When a 3.08 g sample of liquid octane (C8H18) is burned in a bomb calorimeter, the temperature of the calorimeter rises by 26.9 oC. The heat capacity of the calorimeter, measured in a separate experiment, is 6.22 kJ/∘C . The calorimeter also contains 3.00 kg of water, specific heat capacity of 4.18 J/g°C. Determine the heat of combustion of octane in units of kJ/mol octane.
When a 0.550 g sample of a mixture of volatile hydrocarbons is burned in a bomb calorimeter with a heat capacity of 2430 J/°C, the temperature rises by 6.00°C. What is the change in energy (in kilojoules)? Calculate the energy change by the combustion of a 2.50 g sample of the same mixture.
When a 3.80-g sample of liquid octane (C8H18) is burned in a bomb calorimeter, the temperature of the calorimeter rises by 26.5 ∘C. The heat capacity of the calorimeter, measured in a separate experiment, is 6.21 kJ/∘C . You may want to reference (Page 265) Section 6.5 while completing this problem. Part A Determine ΔE for octane combustion in units of kJ/mol octane. Express your answer using three significant figures.

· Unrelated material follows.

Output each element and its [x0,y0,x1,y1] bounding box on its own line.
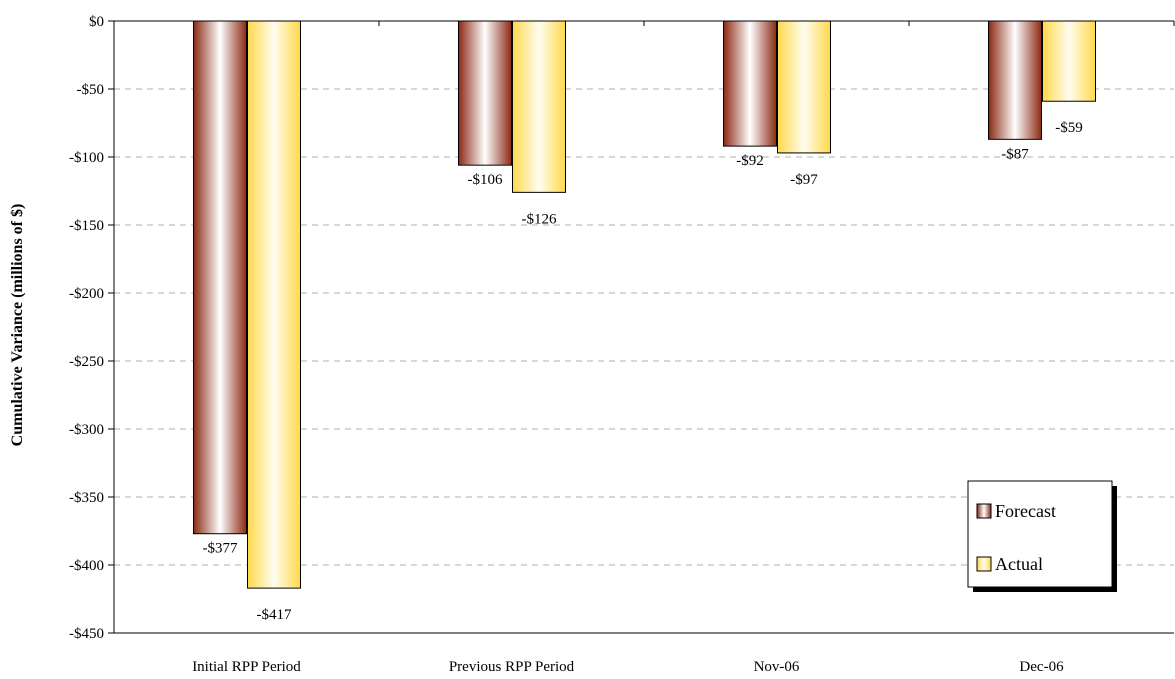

A 0.437-g sample of benzil (C4HO2) is burned in a bomb calorimeter and the temperature increases from 24.50 C to 27.30 C. The calorimeter contains 1.04x10^3 g of water and the bomb has a heat capacity of 884 JC. Based on this experiment, calculate AE for the combustion reaction per mole of benzil burned (k/mol)
A 0.559-g sample of 9,10-anthracenedione (C14H302) is burned in a bomb calorimeter and the temperature increases from 24.50 °C to 27.50 °C The calorimeter contains 1.15x10g of water and the bomb has a heat capacity of 876J/°C. Based on this experiment, calculate AE for the combustion reaction per mole of 9,10-anthracenedione burned (kJ/mol). C14H2O2() + 15 O2(g)— 14 CO2(g) + 4H2O(1) E k J/mol
Biphenyl (C12H10) is burned in a bomb calorimeter (heat capacity C = 5.86 kJ/˚C). The temperature rises from 25.8˚C to 29.4˚C when a 0.514 gram biphenyl sample is consumed. What is ΔE for this reaction?